A server that crashes and simply disappears — no console error, no log line, the process gone — is the hardest kind to fix because there is nothing to paste into a search box. The trick is to stop guessing and generate real evidence: turn on the engine's debug crash log, then narrow the cause by bisecting your add-ons. This is the process that actually finds it.
1. Capture a backtrace with -debug (Linux)
The Linux dedicated server launcher, hlds_run, has a built-in crash handler. Start it with -debug and, when the game binary crashes, it writes a gdb backtrace to debug.log in the server directory:
./hlds_run -debug -game cstrike +map de_dust2 +maxplayers 20
After a crash, open debug.log. The bottom of the file holds the crash time, the signal (usually SIGSEGV, a segmentation fault), and a stack trace.

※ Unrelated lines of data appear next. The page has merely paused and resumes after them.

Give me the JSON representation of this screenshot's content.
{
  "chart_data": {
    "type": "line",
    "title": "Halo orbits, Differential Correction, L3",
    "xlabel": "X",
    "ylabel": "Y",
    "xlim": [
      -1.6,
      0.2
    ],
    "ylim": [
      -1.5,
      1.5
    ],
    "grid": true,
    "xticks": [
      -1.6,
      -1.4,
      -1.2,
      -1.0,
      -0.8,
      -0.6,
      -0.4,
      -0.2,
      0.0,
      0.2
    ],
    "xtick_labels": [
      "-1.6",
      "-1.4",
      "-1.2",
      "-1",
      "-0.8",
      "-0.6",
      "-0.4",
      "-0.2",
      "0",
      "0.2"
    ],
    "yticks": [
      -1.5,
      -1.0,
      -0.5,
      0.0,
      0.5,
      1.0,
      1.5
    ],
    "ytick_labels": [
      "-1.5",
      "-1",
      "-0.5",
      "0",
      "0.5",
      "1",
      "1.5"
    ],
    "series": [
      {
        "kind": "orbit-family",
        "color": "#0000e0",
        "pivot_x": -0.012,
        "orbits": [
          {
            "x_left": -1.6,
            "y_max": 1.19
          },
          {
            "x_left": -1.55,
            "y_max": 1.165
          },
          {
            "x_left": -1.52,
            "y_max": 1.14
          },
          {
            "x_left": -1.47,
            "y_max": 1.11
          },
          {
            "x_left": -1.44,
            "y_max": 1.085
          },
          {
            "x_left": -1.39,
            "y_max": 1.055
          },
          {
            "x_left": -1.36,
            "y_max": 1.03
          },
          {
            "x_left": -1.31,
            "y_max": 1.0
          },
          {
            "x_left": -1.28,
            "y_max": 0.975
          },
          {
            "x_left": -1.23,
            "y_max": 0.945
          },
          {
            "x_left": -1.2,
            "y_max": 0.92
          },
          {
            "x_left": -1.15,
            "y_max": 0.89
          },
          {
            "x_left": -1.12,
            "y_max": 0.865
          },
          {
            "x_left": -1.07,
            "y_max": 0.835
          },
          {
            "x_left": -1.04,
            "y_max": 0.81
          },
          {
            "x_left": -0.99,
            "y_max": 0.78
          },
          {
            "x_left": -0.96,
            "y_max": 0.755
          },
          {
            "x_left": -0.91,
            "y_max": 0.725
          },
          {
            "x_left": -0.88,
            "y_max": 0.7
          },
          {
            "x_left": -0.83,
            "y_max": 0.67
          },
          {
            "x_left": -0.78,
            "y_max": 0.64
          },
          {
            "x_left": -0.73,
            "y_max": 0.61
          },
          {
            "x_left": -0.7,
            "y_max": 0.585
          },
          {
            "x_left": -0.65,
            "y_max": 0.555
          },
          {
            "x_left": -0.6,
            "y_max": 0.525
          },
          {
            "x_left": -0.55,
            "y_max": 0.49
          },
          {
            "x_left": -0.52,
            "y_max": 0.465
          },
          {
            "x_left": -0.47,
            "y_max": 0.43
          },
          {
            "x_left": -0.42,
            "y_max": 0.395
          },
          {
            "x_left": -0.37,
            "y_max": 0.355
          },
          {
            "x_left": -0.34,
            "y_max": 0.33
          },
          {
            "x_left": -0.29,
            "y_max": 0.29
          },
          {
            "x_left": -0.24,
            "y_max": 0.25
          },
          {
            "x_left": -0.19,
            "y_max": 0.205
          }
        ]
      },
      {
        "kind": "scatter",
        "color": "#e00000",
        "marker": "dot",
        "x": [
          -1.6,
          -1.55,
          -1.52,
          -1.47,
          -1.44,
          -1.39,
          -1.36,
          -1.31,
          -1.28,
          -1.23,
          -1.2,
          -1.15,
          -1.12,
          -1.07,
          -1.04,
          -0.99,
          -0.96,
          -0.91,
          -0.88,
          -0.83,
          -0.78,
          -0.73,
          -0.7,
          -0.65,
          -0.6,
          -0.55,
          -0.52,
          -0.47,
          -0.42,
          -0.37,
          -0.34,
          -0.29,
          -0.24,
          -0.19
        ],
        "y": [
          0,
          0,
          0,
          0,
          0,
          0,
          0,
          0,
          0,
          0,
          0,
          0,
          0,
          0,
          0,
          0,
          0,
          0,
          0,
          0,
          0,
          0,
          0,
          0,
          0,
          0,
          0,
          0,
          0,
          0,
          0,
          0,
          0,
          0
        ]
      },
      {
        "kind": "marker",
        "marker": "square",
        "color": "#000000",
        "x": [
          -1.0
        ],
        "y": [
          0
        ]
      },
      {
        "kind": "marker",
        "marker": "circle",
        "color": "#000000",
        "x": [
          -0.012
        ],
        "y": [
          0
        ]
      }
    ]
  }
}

Even if the symbols are partial, the trace usually names the module at fault — the engine itself, metamod, or an AMXX module — which points you at the right area immediately.
2. Enable core dumps for a deeper look
If debug.log is not enough, allow the OS to write a core file before launching:
ulimit -c unlimited ./hlds_run -debug -game cstrike +map de_dust2
A core file appears after the crash. Load it in gdb against the game binary to read the full stack:
gdb ./hlds_linux core (gdb) bt full
You do not need to be a C++ programmer — you are looking for the first recognisable name in the trace (a module .so, a plugin) to know where to point the bisection.
3. Read the AMXX and Metamod logs
Before bisecting, check the logs that do get written. AMXX logs run-time errors per map under addons/amxmodx/logs/, and Metamod issues show in the main server log. A plugin throwing a Run time error just before the crash is your prime suspect. Confirm what actually loaded:
meta list amxx plugins
Anything marked bad load or a module that failed is a lead. See plugins.ini load order for reading that output.
4. Bisect the plugins
Silent crashes are very often a single misbehaving AMXX plugin or Metamod module. Narrow it by halving:
- Comment out the bottom half of
plugins.ini(prefix lines with;), change map, and see if it still crashes. - If it stops, the culprit was in the disabled half — re-enable half of that, repeat.
- If it still crashes, the fault is in the enabled half (or in Metamod / a module, not a plugin). Move to disabling Metamod modules in
metamod'splugins.ini.
A handful of map changes isolates one line. Run that suspect plugin in debug mode to get a precise trace:
myplugin.amxx debug
5. Rule out the obvious triggers
If the crash correlates with an event, the cause is narrower than a random fault:
- Crashes on a specific map — a corrupt or oversized
.bsp, or a plugin that trips on that map's entities. Test the map alone. - Crashes on map change only — a plugin's map-end handler, or a bad mapcycle entry pointing at a missing map.
- Crashes under player load — a memory or rate issue; watch it fill up and note the count at which it dies.
- Crashes at a fixed time — a cron-like task or a scheduled plugin action.
Troubleshooting
- No
debug.logappears — you launched the binary directly instead of throughhlds_run -debug. The crash handler lives in the launcher script. - No
corefile —ulimit -cis 0 in that shell, or the working directory is not writable. Setulimit -c unlimitedin the same session that launches the server. - Backtrace is all
??— stripped binaries; you still get the module boundaries, which is enough to bisect. Focus on which.soappears. - Disabling all plugins stops the crash — it is an add-on, not the engine. Bisect back in.
- Crash persists with everything disabled — engine, mod DLL, or OS. Consider moving to ReHLDS, which is more stable and better instrumented than legacy HLDS.
Verification
Once you suspect a specific plugin or module, remove only that one, restart, and run the server through the exact conditions that killed it before — the same map, the same player load, the same map change. If it survives a full cycle that previously crashed it reliably, you have your culprit. Re-enable everything else to confirm the rest is innocent, then either update or replace the offending add-on. Keep -debug on until you have gone a full day without a crash.